El calor surgió a través de mí, nuestra conexión electrizante e intensa, como si cada nervio en mi cuerpo hubiera sido encendido.

Lo sentí de nuevo. La irritación de que él no fuera mi pareja pero luego, después de nuestra última vez, había logrado reprimir esos sentimientos y disfrutar del momento.

Sus manos viajaron por mi espalda, y me sentí derritiendo contra él, cediendo a la atracción que había estado construyéndose entre nosotros desde la primera vez que nos conocimos.

Él era fuerte e inquebrantable, pero había una gentileza en su toque que aceleraba mi corazón.

Cuando finalmente nos separamos, mantuvo su frente descansando contra la mía, su aliento cálido contra mis labios. —Eres… algo más, Dama Tempestad —murmuró con voz ronca.

Reí suavemente, mis manos aún enredadas en su camisa. —Bien —susurré de vuelta, desafiándolo a cerrar la distancia de nuevo, lo cual hizo sin vacilar, capturando mis labios en otro beso ardiente.

Toda la tensión acumulada, todas las palabras no dichas, se desvanecieron en ese momento, reemplazadas por la conexión cruda e innegable entre nosotros.

Por primera vez hoy, me sentí libre, desligada de expectativas, del dolor de lo que no podía tener, y en cambio consumida por la emoción de lo que tenía justo frente a mí.

Los labios de Ryker recorrieron mi mandíbula, sus manos apretando alrededor de mi cintura, y sentí un escalofrío recorrerme, la anticipación espesando el aire a nuestro alrededor. Retrocedió solo lo suficiente para mirarme a los ojos, una pregunta persistente allí.

—¿Estás segura de esto? —preguntó con la voz más suave que había oído de él.

—Sí —respondí, sin vacilar en mi tono—. Por una vez, quiero esto.
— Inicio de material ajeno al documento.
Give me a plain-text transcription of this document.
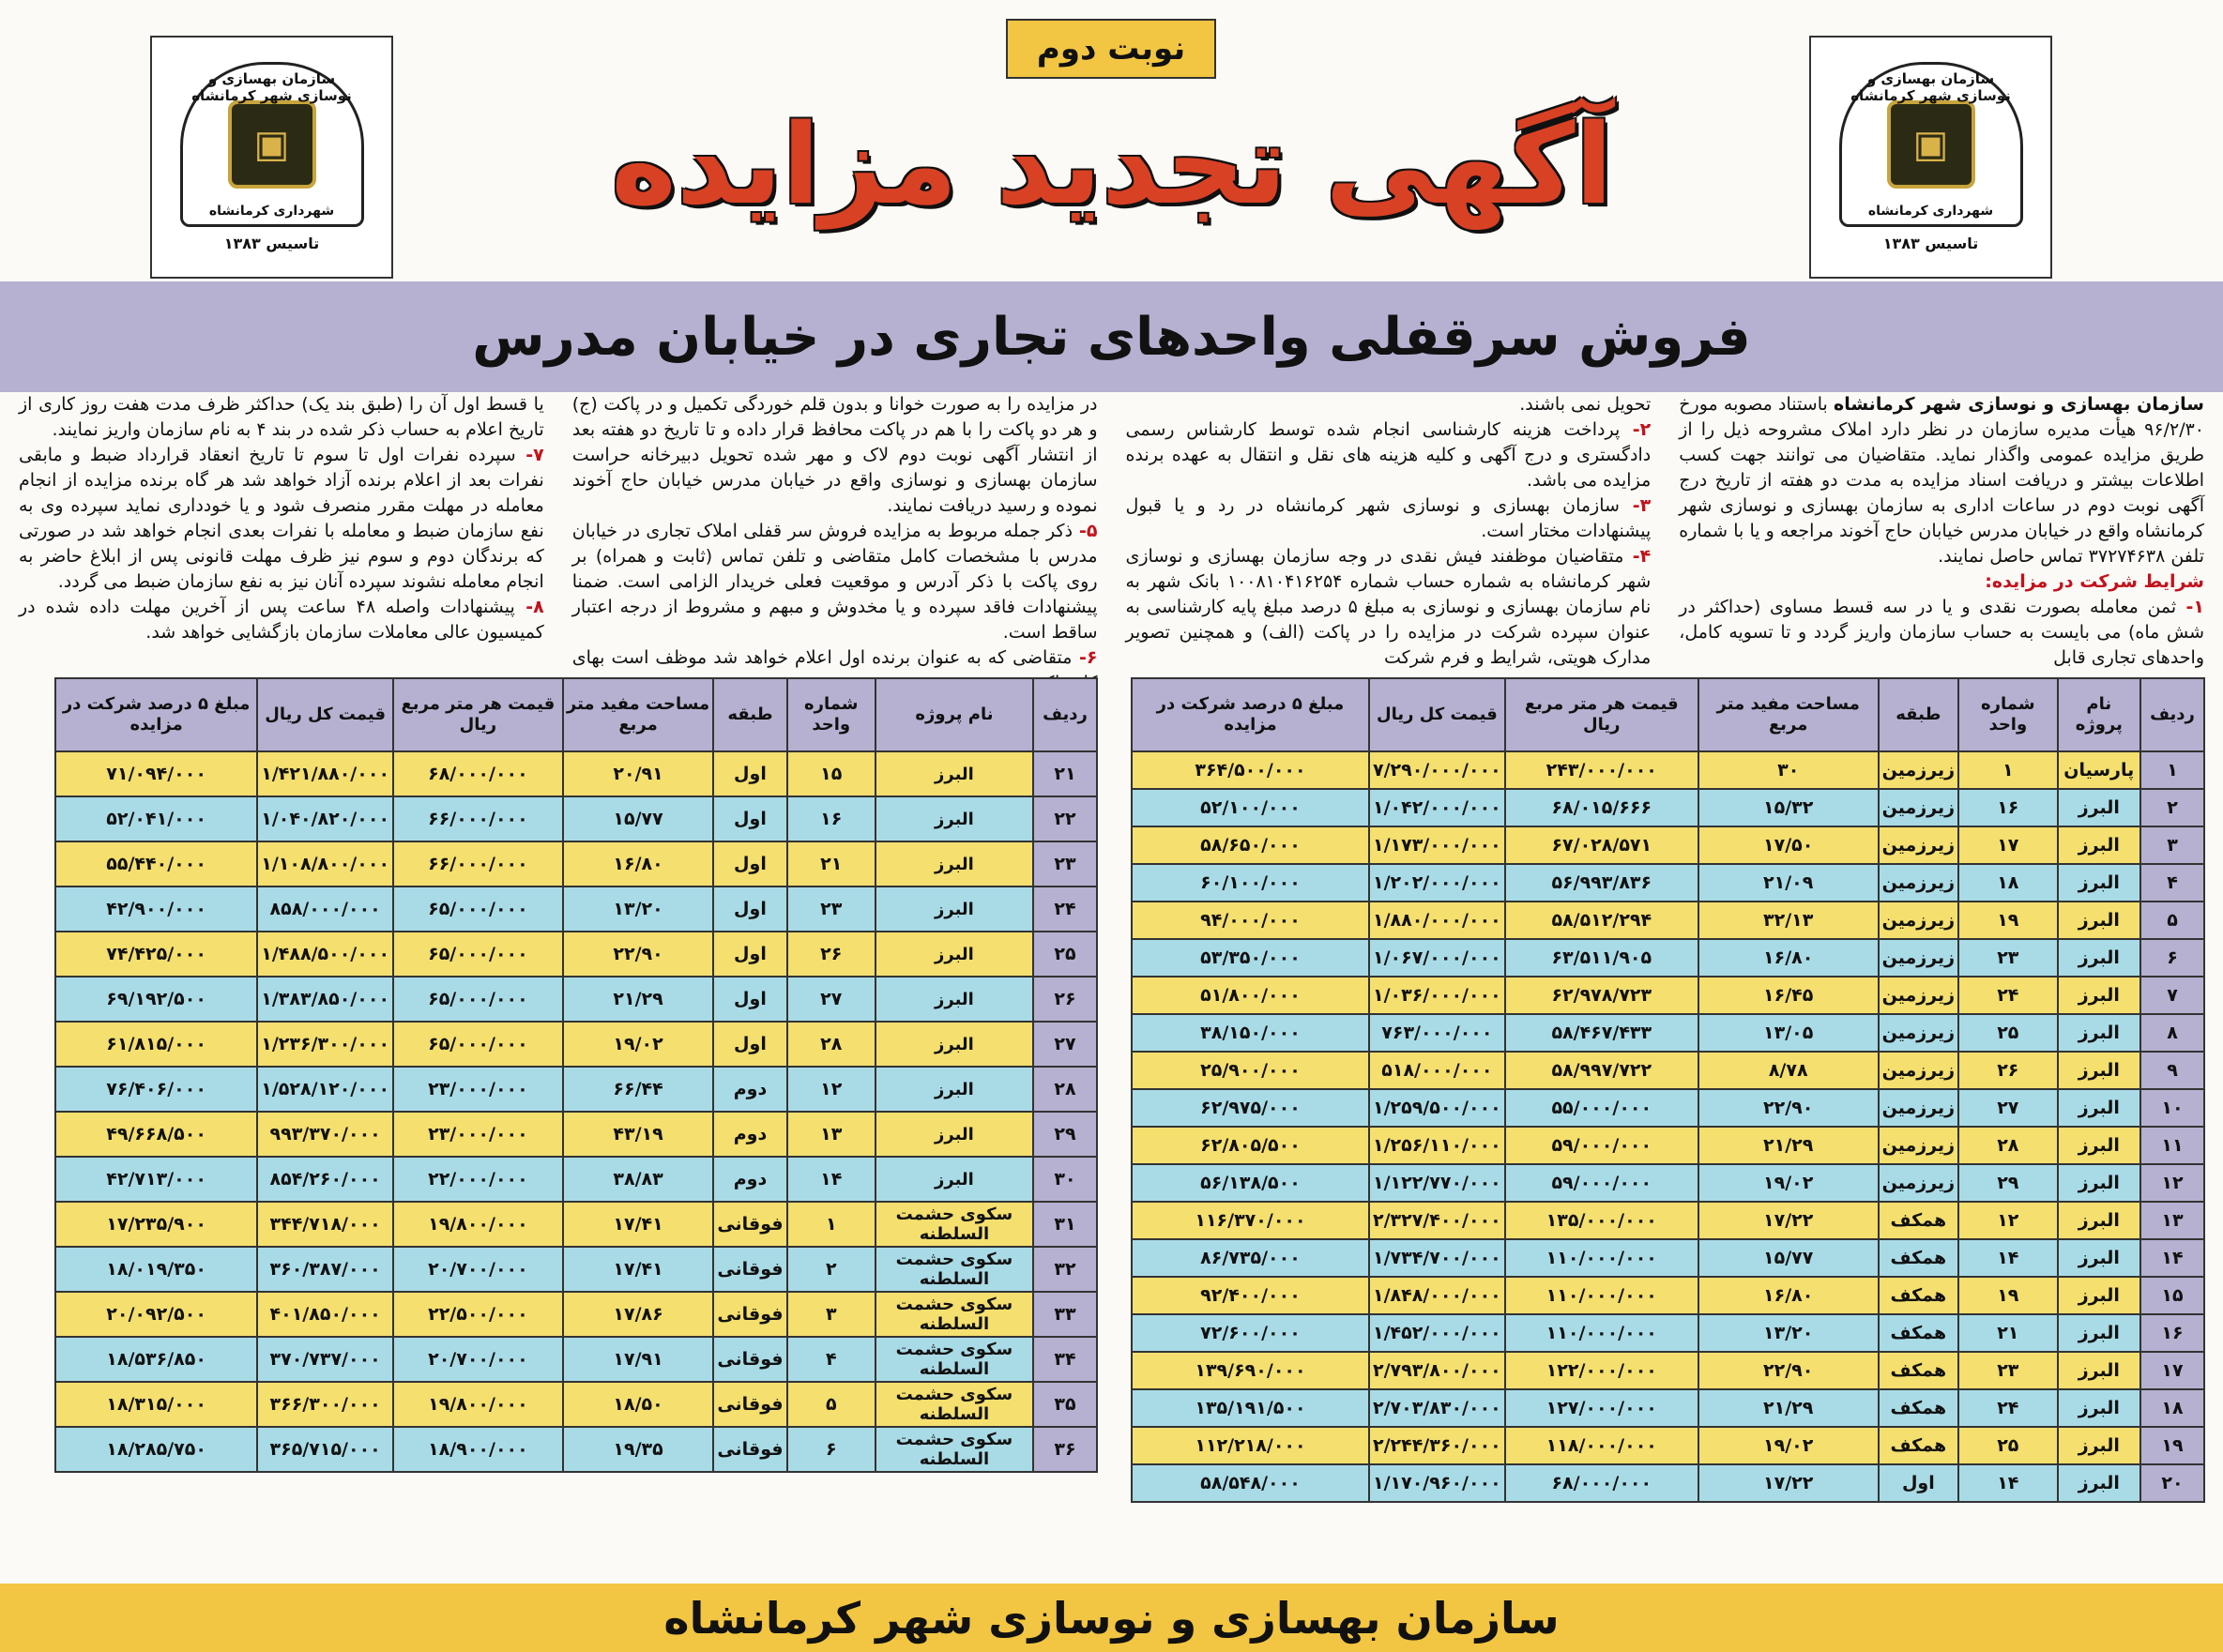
سازمان بهسازی و نوسازی شهر کرمانشاه
▣
شهرداری کرمانشاه
تاسیس ۱۳۸۳
نوبت دوم
آگهی تجدید مزایده
سازمان بهسازی و نوسازی شهر کرمانشاه
▣
شهرداری کرمانشاه
تاسیس ۱۳۸۳
فروش سرقفلی واحدهای تجاری در خیابان مدرس
سازمان بهسازی و نوسازی شهر کرمانشاه باستناد مصوبه مورخ ۹۶/۲/۳۰ هیأت مدیره سازمان در نظر دارد املاک مشروحه ذیل را از طریق مزایده عمومی واگذار نماید. متقاضیان می توانند جهت کسب اطلاعات بیشتر و دریافت اسناد مزایده به مدت دو هفته از تاریخ درج آگهی نوبت دوم در ساعات اداری به سازمان بهسازی و نوسازی شهر کرمانشاه واقع در خیابان مدرس خیابان حاج آخوند مراجعه و یا با شماره تلفن ۳۷۲۷۴۶۳۸ تماس حاصل نمایند.
شرایط شرکت در مزایده:
۱- ثمن معامله بصورت نقدی و یا در سه قسط مساوی (حداکثر در شش ماه) می بایست به حساب سازمان واریز گردد و تا تسویه کامل، واحدهای تجاری قابل
تحویل نمی باشند.
۲- پرداخت هزینه کارشناسی انجام شده توسط کارشناس رسمی دادگستری و درج آگهی و کلیه هزینه های نقل و انتقال به عهده برنده مزایده می باشد.
۳- سازمان بهسازی و نوسازی شهر کرمانشاه در رد و یا قبول پیشنهادات مختار است.
۴- متقاضیان موظفند فیش نقدی در وجه سازمان بهسازی و نوسازی شهر کرمانشاه به شماره حساب شماره ۱۰۰۸۱۰۴۱۶۲۵۴ بانک شهر به نام سازمان بهسازی و نوسازی به مبلغ ۵ درصد مبلغ پایه کارشناسی به عنوان سپرده شرکت در مزایده را در پاکت (الف) و همچنین تصویر مدارک هویتی، شرایط و فرم شرکت
در مزایده را به صورت خوانا و بدون قلم خوردگی تکمیل و در پاکت (ج) و هر دو پاکت را با هم در پاکت محافظ قرار داده و تا تاریخ دو هفته بعد از انتشار آگهی نوبت دوم لاک و مهر شده تحویل دبیرخانه حراست سازمان بهسازی و نوسازی واقع در خیابان مدرس خیابان حاج آخوند نموده و رسید دریافت نمایند.
۵- ذکر جمله مربوط به مزایده فروش سر قفلی املاک تجاری در خیابان مدرس با مشخصات کامل متقاضی و تلفن تماس (ثابت و همراه) بر روی پاکت با ذکر آدرس و موقعیت فعلی خریدار الزامی است. ضمنا پیشنهادات فاقد سپرده و یا مخدوش و مبهم و مشروط از درجه اعتبار ساقط است.
۶- متقاضی که به عنوان برنده اول اعلام خواهد شد موظف است بهای
یا قسط اول آن را (طبق بند یک) حداکثر ظرف مدت هفت روز کاری از تاریخ اعلام به حساب ذکر شده در بند ۴ به نام سازمان واریز نمایند.
۷- سپرده نفرات اول تا سوم تا تاریخ انعقاد قرارداد ضبط و مابقی نفرات بعد از اعلام برنده آزاد خواهد شد هر گاه برنده مزایده از انجام معامله در مهلت مقرر منصرف شود و یا خودداری نماید سپرده وی به نفع سازمان ضبط و معامله با نفرات بعدی انجام خواهد شد در صورتی که برندگان دوم و سوم نیز ظرف مهلت قانونی پس از ابلاغ حاضر به انجام معامله نشوند سپرده آنان نیز به نفع سازمان ضبط می گردد.
۸- پیشنهادات واصله ۴۸ ساعت پس از آخرین مهلت داده شده در کمیسیون عالی معاملات سازمان بازگشایی خواهد شد.
ردیف	نام پروژه	شماره واحد	طبقه	مساحت مفید متر مربع	قیمت هر متر مربع ریال	قیمت کل ریال	مبلغ ۵ درصد شرکت در مزایده
۱	پارسیان	۱	زیرزمین	۳۰	۲۴۳/۰۰۰/۰۰۰	۷/۲۹۰/۰۰۰/۰۰۰	۳۶۴/۵۰۰/۰۰۰
۲	البرز	۱۶	زیرزمین	۱۵/۳۲	۶۸/۰۱۵/۶۶۶	۱/۰۴۲/۰۰۰/۰۰۰	۵۲/۱۰۰/۰۰۰
۳	البرز	۱۷	زیرزمین	۱۷/۵۰	۶۷/۰۲۸/۵۷۱	۱/۱۷۳/۰۰۰/۰۰۰	۵۸/۶۵۰/۰۰۰
۴	البرز	۱۸	زیرزمین	۲۱/۰۹	۵۶/۹۹۳/۸۳۶	۱/۲۰۲/۰۰۰/۰۰۰	۶۰/۱۰۰/۰۰۰
۵	البرز	۱۹	زیرزمین	۳۲/۱۳	۵۸/۵۱۲/۲۹۴	۱/۸۸۰/۰۰۰/۰۰۰	۹۴/۰۰۰/۰۰۰
۶	البرز	۲۳	زیرزمین	۱۶/۸۰	۶۳/۵۱۱/۹۰۵	۱/۰۶۷/۰۰۰/۰۰۰	۵۳/۳۵۰/۰۰۰
۷	البرز	۲۴	زیرزمین	۱۶/۴۵	۶۲/۹۷۸/۷۲۳	۱/۰۳۶/۰۰۰/۰۰۰	۵۱/۸۰۰/۰۰۰
۸	البرز	۲۵	زیرزمین	۱۳/۰۵	۵۸/۴۶۷/۴۳۳	۷۶۳/۰۰۰/۰۰۰	۳۸/۱۵۰/۰۰۰
۹	البرز	۲۶	زیرزمین	۸/۷۸	۵۸/۹۹۷/۷۲۲	۵۱۸/۰۰۰/۰۰۰	۲۵/۹۰۰/۰۰۰
۱۰	البرز	۲۷	زیرزمین	۲۲/۹۰	۵۵/۰۰۰/۰۰۰	۱/۲۵۹/۵۰۰/۰۰۰	۶۲/۹۷۵/۰۰۰
۱۱	البرز	۲۸	زیرزمین	۲۱/۲۹	۵۹/۰۰۰/۰۰۰	۱/۲۵۶/۱۱۰/۰۰۰	۶۲/۸۰۵/۵۰۰
۱۲	البرز	۲۹	زیرزمین	۱۹/۰۲	۵۹/۰۰۰/۰۰۰	۱/۱۲۲/۷۷۰/۰۰۰	۵۶/۱۳۸/۵۰۰
۱۳	البرز	۱۲	همکف	۱۷/۲۲	۱۳۵/۰۰۰/۰۰۰	۲/۳۲۷/۴۰۰/۰۰۰	۱۱۶/۳۷۰/۰۰۰
۱۴	البرز	۱۴	همکف	۱۵/۷۷	۱۱۰/۰۰۰/۰۰۰	۱/۷۳۴/۷۰۰/۰۰۰	۸۶/۷۳۵/۰۰۰
۱۵	البرز	۱۹	همکف	۱۶/۸۰	۱۱۰/۰۰۰/۰۰۰	۱/۸۴۸/۰۰۰/۰۰۰	۹۲/۴۰۰/۰۰۰
۱۶	البرز	۲۱	همکف	۱۳/۲۰	۱۱۰/۰۰۰/۰۰۰	۱/۴۵۲/۰۰۰/۰۰۰	۷۲/۶۰۰/۰۰۰
۱۷	البرز	۲۳	همکف	۲۲/۹۰	۱۲۲/۰۰۰/۰۰۰	۲/۷۹۳/۸۰۰/۰۰۰	۱۳۹/۶۹۰/۰۰۰
۱۸	البرز	۲۴	همکف	۲۱/۲۹	۱۲۷/۰۰۰/۰۰۰	۲/۷۰۳/۸۳۰/۰۰۰	۱۳۵/۱۹۱/۵۰۰
۱۹	البرز	۲۵	همکف	۱۹/۰۲	۱۱۸/۰۰۰/۰۰۰	۲/۲۴۴/۳۶۰/۰۰۰	۱۱۲/۲۱۸/۰۰۰
۲۰	البرز	۱۴	اول	۱۷/۲۲	۶۸/۰۰۰/۰۰۰	۱/۱۷۰/۹۶۰/۰۰۰	۵۸/۵۴۸/۰۰۰
ردیف	نام پروژه	شماره واحد	طبقه	مساحت مفید متر مربع	قیمت هر متر مربع ریال	قیمت کل ریال	مبلغ ۵ درصد شرکت در مزایده
۲۱	البرز	۱۵	اول	۲۰/۹۱	۶۸/۰۰۰/۰۰۰	۱/۴۲۱/۸۸۰/۰۰۰	۷۱/۰۹۴/۰۰۰
۲۲	البرز	۱۶	اول	۱۵/۷۷	۶۶/۰۰۰/۰۰۰	۱/۰۴۰/۸۲۰/۰۰۰	۵۲/۰۴۱/۰۰۰
۲۳	البرز	۲۱	اول	۱۶/۸۰	۶۶/۰۰۰/۰۰۰	۱/۱۰۸/۸۰۰/۰۰۰	۵۵/۴۴۰/۰۰۰
۲۴	البرز	۲۳	اول	۱۳/۲۰	۶۵/۰۰۰/۰۰۰	۸۵۸/۰۰۰/۰۰۰	۴۲/۹۰۰/۰۰۰
۲۵	البرز	۲۶	اول	۲۲/۹۰	۶۵/۰۰۰/۰۰۰	۱/۴۸۸/۵۰۰/۰۰۰	۷۴/۴۲۵/۰۰۰
۲۶	البرز	۲۷	اول	۲۱/۲۹	۶۵/۰۰۰/۰۰۰	۱/۳۸۳/۸۵۰/۰۰۰	۶۹/۱۹۲/۵۰۰
۲۷	البرز	۲۸	اول	۱۹/۰۲	۶۵/۰۰۰/۰۰۰	۱/۲۳۶/۳۰۰/۰۰۰	۶۱/۸۱۵/۰۰۰
۲۸	البرز	۱۲	دوم	۶۶/۴۴	۲۳/۰۰۰/۰۰۰	۱/۵۲۸/۱۲۰/۰۰۰	۷۶/۴۰۶/۰۰۰
۲۹	البرز	۱۳	دوم	۴۳/۱۹	۲۳/۰۰۰/۰۰۰	۹۹۳/۳۷۰/۰۰۰	۴۹/۶۶۸/۵۰۰
۳۰	البرز	۱۴	دوم	۳۸/۸۳	۲۲/۰۰۰/۰۰۰	۸۵۴/۲۶۰/۰۰۰	۴۲/۷۱۳/۰۰۰
۳۱	سکوی حشمت السلطنه	۱	فوقانی	۱۷/۴۱	۱۹/۸۰۰/۰۰۰	۳۴۴/۷۱۸/۰۰۰	۱۷/۲۳۵/۹۰۰
۳۲	سکوی حشمت السلطنه	۲	فوقانی	۱۷/۴۱	۲۰/۷۰۰/۰۰۰	۳۶۰/۳۸۷/۰۰۰	۱۸/۰۱۹/۳۵۰
۳۳	سکوی حشمت السلطنه	۳	فوقانی	۱۷/۸۶	۲۲/۵۰۰/۰۰۰	۴۰۱/۸۵۰/۰۰۰	۲۰/۰۹۲/۵۰۰
۳۴	سکوی حشمت السلطنه	۴	فوقانی	۱۷/۹۱	۲۰/۷۰۰/۰۰۰	۳۷۰/۷۳۷/۰۰۰	۱۸/۵۳۶/۸۵۰
۳۵	سکوی حشمت السلطنه	۵	فوقانی	۱۸/۵۰	۱۹/۸۰۰/۰۰۰	۳۶۶/۳۰۰/۰۰۰	۱۸/۳۱۵/۰۰۰
۳۶	سکوی حشمت السلطنه	۶	فوقانی	۱۹/۳۵	۱۸/۹۰۰/۰۰۰	۳۶۵/۷۱۵/۰۰۰	۱۸/۲۸۵/۷۵۰
سازمان بهسازی و نوسازی شهر کرمانشاه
Te quiero a ti.

Su expresión se suavizó, y sin decir otra palabra, me recogió, llevándome hacia mi habitación.

El mundo exterior se desvaneció, dejando solo a nosotros, y la emoción de finalmente dejarme seguir a mi cuerpo sin dudar, sin miedo.

Llegamos a mi habitación pronto y mientras mi cuerpo se presionaba contra el colchón, mis pensamientos volvieron al fornido sobre mí, sus ojos brillando con deleite mientras su rubio caía directamente sobre su rostro y obstruía parte de sus ojos cian.